Terminus at the Magic Theatre: The last time I saw a play by the Irish playwright Mark O’Rowe was also at The Magic Theatre. That was about 12 years ago and Howie The Rookie has stayed with me ever since. I came away from that experience dumbfounded by the power of monologue and giddy from the beautiful violence of the dramatist’s lyrical use of language. This play, a three-hander instead of a duo, delvers similarly in terms of pith, poetry and punch. The tightly structured play takes place in a sort of holocaust-like nowhere land, realized by Robert Brill as a desolate sandbox packed with flinty dark grey shale upon which the three characters, uniformly dubbed A, B and C, stand, sit and lie down. A sepulchral light glimmers throughout Jon Tracy’s menacing-taut production and the characters are trapped in this space for the duration of the action. The drama weaves together narratives that balance extremes of kindness, destruction, love and hate and inhabits a liminal space throughout that perches on the precipice between life and deaf. In one story, for example, a young woman finds herself falling off a crane following a nasty surprise involving a boy she fancies; in another a woman describes being hit in the head repeatedly with a chair following an altercation with a psychopath about a violent abortion. Through nine monologues (alternating equally between each of the three characters) the tumbling locutions of the three characters’ monologues bring the cadences of Beckett, Shakespeare and rap music to mind. Stacy Ross, Marissa Keltie and Carl Lumbly make for a formidable cast. Their performances are focused, balancing mania with pathos. I staggered out of the theatre after close to two intermissionless hours feeling profoundly frightened and moved.
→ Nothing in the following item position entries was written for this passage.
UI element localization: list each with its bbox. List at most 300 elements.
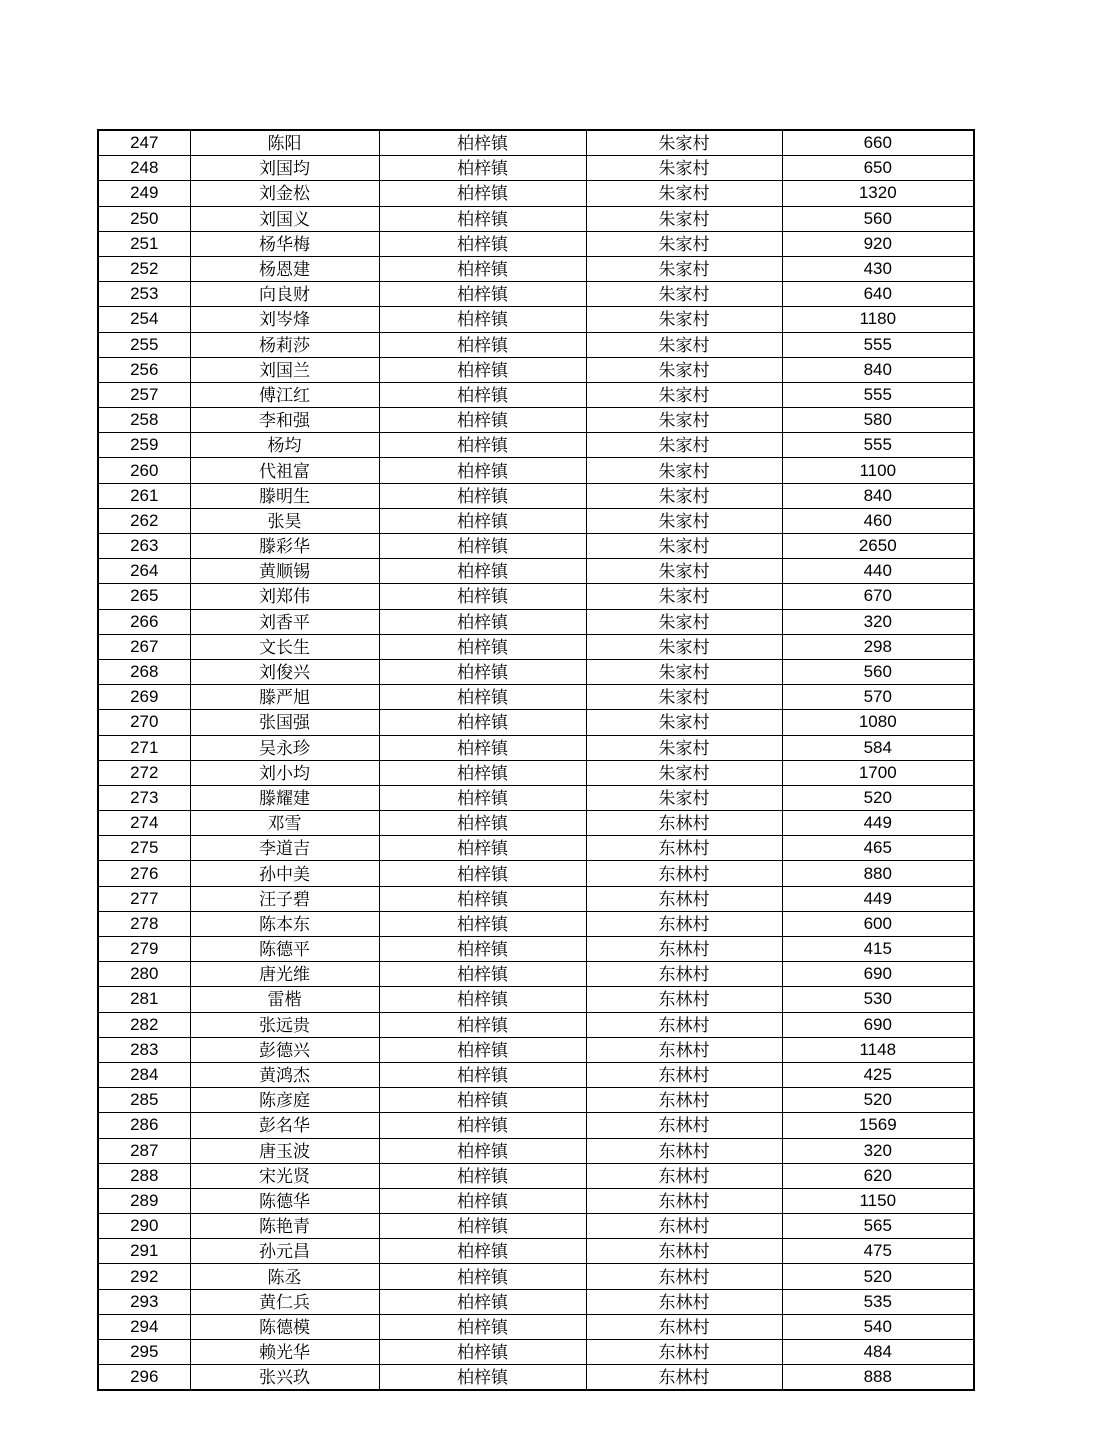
row-number-cell: 266 bbox=[98, 609, 190, 634]
village-cell: 东林村 bbox=[586, 1012, 782, 1037]
amount-cell: 1150 bbox=[782, 1188, 974, 1213]
amount-cell: 425 bbox=[782, 1062, 974, 1087]
amount-cell: 570 bbox=[782, 685, 974, 710]
village-cell: 东林村 bbox=[586, 886, 782, 911]
table-row bbox=[98, 1163, 974, 1188]
table-row bbox=[98, 634, 974, 659]
amount-cell: 1100 bbox=[782, 458, 974, 483]
village-cell: 朱家村 bbox=[586, 609, 782, 634]
amount-cell: 440 bbox=[782, 559, 974, 584]
row-number-cell: 270 bbox=[98, 710, 190, 735]
table-row bbox=[98, 962, 974, 987]
village-cell: 朱家村 bbox=[586, 156, 782, 181]
village-cell: 东林村 bbox=[586, 1214, 782, 1239]
row-number-cell: 260 bbox=[98, 458, 190, 483]
village-cell: 东林村 bbox=[586, 1264, 782, 1289]
row-number-cell: 288 bbox=[98, 1163, 190, 1188]
row-number-cell: 256 bbox=[98, 357, 190, 382]
amount-cell: 465 bbox=[782, 836, 974, 861]
row-number-cell: 273 bbox=[98, 785, 190, 810]
amount-cell: 888 bbox=[782, 1365, 974, 1391]
table-row bbox=[98, 231, 974, 256]
table-row bbox=[98, 785, 974, 810]
table-row bbox=[98, 735, 974, 760]
row-number-cell: 292 bbox=[98, 1264, 190, 1289]
table-row bbox=[98, 760, 974, 785]
table-row bbox=[98, 886, 974, 911]
name-cell: 宋光贤 bbox=[190, 1163, 379, 1188]
town-cell: 柏梓镇 bbox=[379, 534, 586, 559]
amount-cell: 520 bbox=[782, 785, 974, 810]
town-cell: 柏梓镇 bbox=[379, 735, 586, 760]
row-number-cell: 267 bbox=[98, 634, 190, 659]
town-cell: 柏梓镇 bbox=[379, 811, 586, 836]
name-cell: 黄仁兵 bbox=[190, 1289, 379, 1314]
town-cell: 柏梓镇 bbox=[379, 861, 586, 886]
name-cell: 彭德兴 bbox=[190, 1037, 379, 1062]
town-cell: 柏梓镇 bbox=[379, 483, 586, 508]
table-row bbox=[98, 433, 974, 458]
table-row bbox=[98, 483, 974, 508]
row-number-cell: 295 bbox=[98, 1340, 190, 1365]
table-row bbox=[98, 1012, 974, 1037]
row-number-cell: 268 bbox=[98, 659, 190, 684]
row-number-cell: 275 bbox=[98, 836, 190, 861]
village-cell: 东林村 bbox=[586, 1239, 782, 1264]
village-cell: 东林村 bbox=[586, 1365, 782, 1391]
row-number-cell: 291 bbox=[98, 1239, 190, 1264]
town-cell: 柏梓镇 bbox=[379, 1037, 586, 1062]
name-cell: 唐光维 bbox=[190, 962, 379, 987]
village-cell: 朱家村 bbox=[586, 458, 782, 483]
table-row bbox=[98, 181, 974, 206]
recipient-table-body bbox=[98, 130, 974, 1390]
name-cell: 孙中美 bbox=[190, 861, 379, 886]
amount-cell: 555 bbox=[782, 382, 974, 407]
town-cell: 柏梓镇 bbox=[379, 1365, 586, 1391]
village-cell: 朱家村 bbox=[586, 130, 782, 156]
town-cell: 柏梓镇 bbox=[379, 937, 586, 962]
town-cell: 柏梓镇 bbox=[379, 1289, 586, 1314]
amount-cell: 840 bbox=[782, 357, 974, 382]
table-row bbox=[98, 559, 974, 584]
amount-cell: 640 bbox=[782, 282, 974, 307]
name-cell: 陈本东 bbox=[190, 911, 379, 936]
name-cell: 黄顺锡 bbox=[190, 559, 379, 584]
row-number-cell: 249 bbox=[98, 181, 190, 206]
row-number-cell: 263 bbox=[98, 534, 190, 559]
town-cell: 柏梓镇 bbox=[379, 130, 586, 156]
name-cell: 彭名华 bbox=[190, 1113, 379, 1138]
name-cell: 张远贵 bbox=[190, 1012, 379, 1037]
village-cell: 朱家村 bbox=[586, 559, 782, 584]
table-row bbox=[98, 282, 974, 307]
table-row bbox=[98, 130, 974, 156]
town-cell: 柏梓镇 bbox=[379, 1088, 586, 1113]
table-row bbox=[98, 458, 974, 483]
town-cell: 柏梓镇 bbox=[379, 584, 586, 609]
town-cell: 柏梓镇 bbox=[379, 1062, 586, 1087]
table-row bbox=[98, 836, 974, 861]
village-cell: 东林村 bbox=[586, 1314, 782, 1339]
village-cell: 东林村 bbox=[586, 811, 782, 836]
row-number-cell: 271 bbox=[98, 735, 190, 760]
name-cell: 滕严旭 bbox=[190, 685, 379, 710]
row-number-cell: 258 bbox=[98, 408, 190, 433]
amount-cell: 565 bbox=[782, 1214, 974, 1239]
name-cell: 陈阳 bbox=[190, 130, 379, 156]
table-row bbox=[98, 1088, 974, 1113]
town-cell: 柏梓镇 bbox=[379, 332, 586, 357]
table-row bbox=[98, 987, 974, 1012]
amount-cell: 670 bbox=[782, 584, 974, 609]
town-cell: 柏梓镇 bbox=[379, 1113, 586, 1138]
amount-cell: 430 bbox=[782, 256, 974, 281]
village-cell: 东林村 bbox=[586, 836, 782, 861]
name-cell: 刘金松 bbox=[190, 181, 379, 206]
village-cell: 东林村 bbox=[586, 1037, 782, 1062]
table-row bbox=[98, 408, 974, 433]
row-number-cell: 252 bbox=[98, 256, 190, 281]
village-cell: 朱家村 bbox=[586, 710, 782, 735]
table-row bbox=[98, 307, 974, 332]
row-number-cell: 289 bbox=[98, 1188, 190, 1213]
town-cell: 柏梓镇 bbox=[379, 962, 586, 987]
name-cell: 陈德华 bbox=[190, 1188, 379, 1213]
name-cell: 代祖富 bbox=[190, 458, 379, 483]
village-cell: 东林村 bbox=[586, 861, 782, 886]
row-number-cell: 293 bbox=[98, 1289, 190, 1314]
village-cell: 朱家村 bbox=[586, 760, 782, 785]
table-row bbox=[98, 508, 974, 533]
name-cell: 刘国兰 bbox=[190, 357, 379, 382]
table-row bbox=[98, 1365, 974, 1391]
town-cell: 柏梓镇 bbox=[379, 1214, 586, 1239]
amount-cell: 580 bbox=[782, 408, 974, 433]
row-number-cell: 257 bbox=[98, 382, 190, 407]
row-number-cell: 284 bbox=[98, 1062, 190, 1087]
row-number-cell: 278 bbox=[98, 911, 190, 936]
name-cell: 张昊 bbox=[190, 508, 379, 533]
name-cell: 陈艳青 bbox=[190, 1214, 379, 1239]
village-cell: 朱家村 bbox=[586, 483, 782, 508]
table-row bbox=[98, 911, 974, 936]
name-cell: 向良财 bbox=[190, 282, 379, 307]
table-row bbox=[98, 1214, 974, 1239]
amount-cell: 320 bbox=[782, 609, 974, 634]
town-cell: 柏梓镇 bbox=[379, 634, 586, 659]
amount-cell: 475 bbox=[782, 1239, 974, 1264]
table-row bbox=[98, 811, 974, 836]
village-cell: 朱家村 bbox=[586, 659, 782, 684]
name-cell: 赖光华 bbox=[190, 1340, 379, 1365]
town-cell: 柏梓镇 bbox=[379, 1138, 586, 1163]
row-number-cell: 282 bbox=[98, 1012, 190, 1037]
row-number-cell: 254 bbox=[98, 307, 190, 332]
town-cell: 柏梓镇 bbox=[379, 710, 586, 735]
amount-cell: 1180 bbox=[782, 307, 974, 332]
village-cell: 东林村 bbox=[586, 1113, 782, 1138]
village-cell: 朱家村 bbox=[586, 508, 782, 533]
subsidy-list-sheet bbox=[97, 129, 973, 1391]
town-cell: 柏梓镇 bbox=[379, 181, 586, 206]
amount-cell: 840 bbox=[782, 483, 974, 508]
row-number-cell: 253 bbox=[98, 282, 190, 307]
town-cell: 柏梓镇 bbox=[379, 1239, 586, 1264]
town-cell: 柏梓镇 bbox=[379, 987, 586, 1012]
town-cell: 柏梓镇 bbox=[379, 659, 586, 684]
amount-cell: 1700 bbox=[782, 760, 974, 785]
name-cell: 刘俊兴 bbox=[190, 659, 379, 684]
table-row bbox=[98, 710, 974, 735]
village-cell: 朱家村 bbox=[586, 282, 782, 307]
town-cell: 柏梓镇 bbox=[379, 1314, 586, 1339]
village-cell: 朱家村 bbox=[586, 206, 782, 231]
amount-cell: 320 bbox=[782, 1138, 974, 1163]
village-cell: 朱家村 bbox=[586, 735, 782, 760]
village-cell: 东林村 bbox=[586, 1188, 782, 1213]
village-cell: 东林村 bbox=[586, 1163, 782, 1188]
town-cell: 柏梓镇 bbox=[379, 609, 586, 634]
town-cell: 柏梓镇 bbox=[379, 458, 586, 483]
row-number-cell: 265 bbox=[98, 584, 190, 609]
town-cell: 柏梓镇 bbox=[379, 282, 586, 307]
town-cell: 柏梓镇 bbox=[379, 559, 586, 584]
recipient-table bbox=[97, 129, 975, 1391]
village-cell: 朱家村 bbox=[586, 307, 782, 332]
row-number-cell: 259 bbox=[98, 433, 190, 458]
amount-cell: 620 bbox=[782, 1163, 974, 1188]
town-cell: 柏梓镇 bbox=[379, 156, 586, 181]
row-number-cell: 277 bbox=[98, 886, 190, 911]
row-number-cell: 269 bbox=[98, 685, 190, 710]
table-row bbox=[98, 1239, 974, 1264]
name-cell: 文长生 bbox=[190, 634, 379, 659]
name-cell: 汪子碧 bbox=[190, 886, 379, 911]
name-cell: 刘岑烽 bbox=[190, 307, 379, 332]
name-cell: 张兴玖 bbox=[190, 1365, 379, 1391]
table-row bbox=[98, 1113, 974, 1138]
name-cell: 邓雪 bbox=[190, 811, 379, 836]
village-cell: 朱家村 bbox=[586, 433, 782, 458]
name-cell: 雷楷 bbox=[190, 987, 379, 1012]
amount-cell: 484 bbox=[782, 1340, 974, 1365]
table-row bbox=[98, 1340, 974, 1365]
town-cell: 柏梓镇 bbox=[379, 785, 586, 810]
name-cell: 杨恩建 bbox=[190, 256, 379, 281]
row-number-cell: 280 bbox=[98, 962, 190, 987]
town-cell: 柏梓镇 bbox=[379, 1188, 586, 1213]
village-cell: 东林村 bbox=[586, 1138, 782, 1163]
town-cell: 柏梓镇 bbox=[379, 760, 586, 785]
row-number-cell: 255 bbox=[98, 332, 190, 357]
name-cell: 杨莉莎 bbox=[190, 332, 379, 357]
row-number-cell: 248 bbox=[98, 156, 190, 181]
village-cell: 东林村 bbox=[586, 1062, 782, 1087]
name-cell: 刘郑伟 bbox=[190, 584, 379, 609]
table-row bbox=[98, 609, 974, 634]
amount-cell: 650 bbox=[782, 156, 974, 181]
amount-cell: 555 bbox=[782, 433, 974, 458]
name-cell: 李和强 bbox=[190, 408, 379, 433]
table-row bbox=[98, 206, 974, 231]
town-cell: 柏梓镇 bbox=[379, 508, 586, 533]
table-row bbox=[98, 861, 974, 886]
village-cell: 东林村 bbox=[586, 962, 782, 987]
table-row bbox=[98, 937, 974, 962]
row-number-cell: 296 bbox=[98, 1365, 190, 1391]
name-cell: 陈德模 bbox=[190, 1314, 379, 1339]
row-number-cell: 261 bbox=[98, 483, 190, 508]
table-row bbox=[98, 357, 974, 382]
amount-cell: 540 bbox=[782, 1314, 974, 1339]
village-cell: 朱家村 bbox=[586, 231, 782, 256]
name-cell: 刘国均 bbox=[190, 156, 379, 181]
amount-cell: 1080 bbox=[782, 710, 974, 735]
amount-cell: 920 bbox=[782, 231, 974, 256]
table-row bbox=[98, 534, 974, 559]
name-cell: 陈德平 bbox=[190, 937, 379, 962]
row-number-cell: 279 bbox=[98, 937, 190, 962]
village-cell: 朱家村 bbox=[586, 584, 782, 609]
table-row bbox=[98, 685, 974, 710]
village-cell: 朱家村 bbox=[586, 382, 782, 407]
name-cell: 孙元昌 bbox=[190, 1239, 379, 1264]
amount-cell: 560 bbox=[782, 206, 974, 231]
village-cell: 朱家村 bbox=[586, 408, 782, 433]
table-row bbox=[98, 256, 974, 281]
amount-cell: 535 bbox=[782, 1289, 974, 1314]
row-number-cell: 272 bbox=[98, 760, 190, 785]
name-cell: 杨华梅 bbox=[190, 231, 379, 256]
row-number-cell: 286 bbox=[98, 1113, 190, 1138]
amount-cell: 520 bbox=[782, 1264, 974, 1289]
row-number-cell: 287 bbox=[98, 1138, 190, 1163]
name-cell: 李道吉 bbox=[190, 836, 379, 861]
village-cell: 朱家村 bbox=[586, 785, 782, 810]
table-row bbox=[98, 584, 974, 609]
amount-cell: 298 bbox=[782, 634, 974, 659]
table-row bbox=[98, 156, 974, 181]
town-cell: 柏梓镇 bbox=[379, 886, 586, 911]
amount-cell: 880 bbox=[782, 861, 974, 886]
amount-cell: 520 bbox=[782, 1088, 974, 1113]
town-cell: 柏梓镇 bbox=[379, 1264, 586, 1289]
amount-cell: 530 bbox=[782, 987, 974, 1012]
village-cell: 朱家村 bbox=[586, 534, 782, 559]
town-cell: 柏梓镇 bbox=[379, 1012, 586, 1037]
town-cell: 柏梓镇 bbox=[379, 433, 586, 458]
name-cell: 杨均 bbox=[190, 433, 379, 458]
table-row bbox=[98, 1188, 974, 1213]
table-row bbox=[98, 332, 974, 357]
village-cell: 东林村 bbox=[586, 987, 782, 1012]
village-cell: 东林村 bbox=[586, 911, 782, 936]
town-cell: 柏梓镇 bbox=[379, 1163, 586, 1188]
row-number-cell: 262 bbox=[98, 508, 190, 533]
amount-cell: 1148 bbox=[782, 1037, 974, 1062]
row-number-cell: 247 bbox=[98, 130, 190, 156]
amount-cell: 600 bbox=[782, 911, 974, 936]
table-row bbox=[98, 1314, 974, 1339]
village-cell: 朱家村 bbox=[586, 685, 782, 710]
table-row bbox=[98, 1062, 974, 1087]
name-cell: 黄鸿杰 bbox=[190, 1062, 379, 1087]
amount-cell: 449 bbox=[782, 811, 974, 836]
name-cell: 滕耀建 bbox=[190, 785, 379, 810]
village-cell: 朱家村 bbox=[586, 256, 782, 281]
table-row bbox=[98, 1138, 974, 1163]
village-cell: 东林村 bbox=[586, 937, 782, 962]
amount-cell: 1569 bbox=[782, 1113, 974, 1138]
name-cell: 刘国义 bbox=[190, 206, 379, 231]
row-number-cell: 281 bbox=[98, 987, 190, 1012]
town-cell: 柏梓镇 bbox=[379, 836, 586, 861]
name-cell: 张国强 bbox=[190, 710, 379, 735]
amount-cell: 660 bbox=[782, 130, 974, 156]
name-cell: 滕明生 bbox=[190, 483, 379, 508]
row-number-cell: 274 bbox=[98, 811, 190, 836]
table-row bbox=[98, 382, 974, 407]
row-number-cell: 250 bbox=[98, 206, 190, 231]
table-row bbox=[98, 1289, 974, 1314]
name-cell: 陈丞 bbox=[190, 1264, 379, 1289]
name-cell: 刘香平 bbox=[190, 609, 379, 634]
village-cell: 东林村 bbox=[586, 1340, 782, 1365]
row-number-cell: 285 bbox=[98, 1088, 190, 1113]
town-cell: 柏梓镇 bbox=[379, 408, 586, 433]
row-number-cell: 264 bbox=[98, 559, 190, 584]
row-number-cell: 276 bbox=[98, 861, 190, 886]
amount-cell: 415 bbox=[782, 937, 974, 962]
town-cell: 柏梓镇 bbox=[379, 911, 586, 936]
town-cell: 柏梓镇 bbox=[379, 357, 586, 382]
village-cell: 朱家村 bbox=[586, 634, 782, 659]
amount-cell: 555 bbox=[782, 332, 974, 357]
row-number-cell: 283 bbox=[98, 1037, 190, 1062]
village-cell: 朱家村 bbox=[586, 332, 782, 357]
village-cell: 朱家村 bbox=[586, 181, 782, 206]
amount-cell: 449 bbox=[782, 886, 974, 911]
name-cell: 滕彩华 bbox=[190, 534, 379, 559]
village-cell: 东林村 bbox=[586, 1088, 782, 1113]
row-number-cell: 294 bbox=[98, 1314, 190, 1339]
amount-cell: 1320 bbox=[782, 181, 974, 206]
town-cell: 柏梓镇 bbox=[379, 382, 586, 407]
name-cell: 傅江红 bbox=[190, 382, 379, 407]
name-cell: 陈彦庭 bbox=[190, 1088, 379, 1113]
row-number-cell: 290 bbox=[98, 1214, 190, 1239]
name-cell: 吴永珍 bbox=[190, 735, 379, 760]
village-cell: 朱家村 bbox=[586, 357, 782, 382]
town-cell: 柏梓镇 bbox=[379, 685, 586, 710]
amount-cell: 560 bbox=[782, 659, 974, 684]
town-cell: 柏梓镇 bbox=[379, 1340, 586, 1365]
row-number-cell: 251 bbox=[98, 231, 190, 256]
amount-cell: 2650 bbox=[782, 534, 974, 559]
town-cell: 柏梓镇 bbox=[379, 256, 586, 281]
table-row bbox=[98, 1037, 974, 1062]
name-cell: 刘小均 bbox=[190, 760, 379, 785]
village-cell: 东林村 bbox=[586, 1289, 782, 1314]
amount-cell: 584 bbox=[782, 735, 974, 760]
table-row bbox=[98, 1264, 974, 1289]
amount-cell: 690 bbox=[782, 1012, 974, 1037]
town-cell: 柏梓镇 bbox=[379, 206, 586, 231]
amount-cell: 460 bbox=[782, 508, 974, 533]
town-cell: 柏梓镇 bbox=[379, 231, 586, 256]
name-cell: 唐玉波 bbox=[190, 1138, 379, 1163]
The Sound of Music at Mountain Play: It’s hard to imagine a more fitting production to celebrate the hundredth anniversary of the Mountain Play summer play producti0ns in a capacious amphitheatre near the summit of Marin County’s Mount Tamalpais than Rogers and Hammerstein’s classic musical ode to fresh mountain air and the healing power of song. I hiked up Mount Tam from Mill Valley for three steep, sunbaked  hours, schlepping a picnic with a friend, Christophe, in order to see the show. (See above for a picture of another friend, Mirit, making fondue on the mountaintop for our lunch. Never let it be said that my people do things by halves.) I’ve seen productions of this musical all over the gaff. But this time, uniquely, felt like I could join in with Mother Abbess Hope Briggs’ rich rendition of “Climb Every Mountain” and actually mean it. Mountain Play has assembled a lively and talented cast for the production helmed by an energetic and lovely Heather Buck in the central role of Maria. I was highly entertained, and, surprisingly for a boozy, sunny afternoon on top of a mountain among several thousand picnicking playgoers, also felt deeply moved by the drama’s serious political undercurrent.